しかし、俺の発言を受けて、樋口のきれいな眉がほんの僅かだけ寄せられた。
「俺の顔についてとやかく言われる筋合いはない」
そう。なぜか顔のことを言われると、頑なな樋口がさらに頑なになる。不機嫌度は2倍ましだ。
座っていた椅子をゴロゴロと足ですすめ、樋口の横に詰める。
「いや、もったいないだろ? それだけ整っている顔だもんさぁ、こう、もうちょっと表情豊かになったらもっと──」
もっと、……もてるなぁ、多分。
樋口は相変わらず不機嫌で、そして、──きれいだった。
そう。格好いいではなく、美人。

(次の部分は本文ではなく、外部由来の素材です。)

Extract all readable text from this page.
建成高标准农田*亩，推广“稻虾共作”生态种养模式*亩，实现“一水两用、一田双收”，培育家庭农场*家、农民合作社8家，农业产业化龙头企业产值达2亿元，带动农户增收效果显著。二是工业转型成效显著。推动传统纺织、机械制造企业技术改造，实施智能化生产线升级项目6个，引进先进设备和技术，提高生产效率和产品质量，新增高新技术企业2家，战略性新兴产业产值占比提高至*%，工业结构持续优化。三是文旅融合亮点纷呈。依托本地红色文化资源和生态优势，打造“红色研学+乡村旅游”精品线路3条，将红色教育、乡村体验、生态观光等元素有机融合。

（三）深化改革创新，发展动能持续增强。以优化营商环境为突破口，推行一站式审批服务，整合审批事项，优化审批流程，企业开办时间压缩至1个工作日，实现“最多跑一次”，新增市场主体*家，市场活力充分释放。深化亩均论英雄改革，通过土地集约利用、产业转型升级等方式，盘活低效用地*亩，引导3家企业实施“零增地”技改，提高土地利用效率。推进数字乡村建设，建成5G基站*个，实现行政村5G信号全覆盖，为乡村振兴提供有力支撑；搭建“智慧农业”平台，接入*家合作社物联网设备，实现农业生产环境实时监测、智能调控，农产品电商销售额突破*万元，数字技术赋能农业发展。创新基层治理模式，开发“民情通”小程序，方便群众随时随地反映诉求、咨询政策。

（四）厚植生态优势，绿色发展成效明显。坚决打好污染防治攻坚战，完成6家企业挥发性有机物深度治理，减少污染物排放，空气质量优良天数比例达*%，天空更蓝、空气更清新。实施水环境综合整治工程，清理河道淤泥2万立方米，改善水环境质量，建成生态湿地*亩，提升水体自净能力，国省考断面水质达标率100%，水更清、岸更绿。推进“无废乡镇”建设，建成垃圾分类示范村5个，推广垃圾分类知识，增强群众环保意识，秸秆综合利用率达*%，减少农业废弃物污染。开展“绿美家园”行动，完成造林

きれい。そんな表現のほうが似合う。
同じように不機嫌にしたら、ビビられる俺とは大違い。
「なんつーか……、樋口ってどうしてそんなに美人なわけ?」
俺の心底からの素直な感想に、樋口は怪訝そうな顔をした。
不機嫌度はさらに増す。
おいおい。どうしてそこで反応するんだよ。
俺はデスクにべったりと頬つけ、なんとはなしに樋口から視線を外せずに固まっていた。
「海藤はどうしてそう脈絡ない会話をするんだ?」
脈絡ないって言われても、そう思っちゃったんだから仕方ない。
でもなんとなく気恥ずかしくて、俺は自分のデスクへ後ずさりしながら言葉を続ける。
「脈絡ないわけじゃない、だろ。お前、美人。正直そこらの着飾っている女性だってしっぽ巻いて逃げ出しちゃうような美貌だって再認識しただけのこと──って、え!?」
その動きは電光石火。
音もなくするりと立ち上がり、俺の胸倉をつかむや、そのまま俺は反転。
気がついたときには俺の背中には乱雑な俺のデスク、俺の真上には蛍光灯をしょって、意外な表情を浮かべていた樋口の顔があった。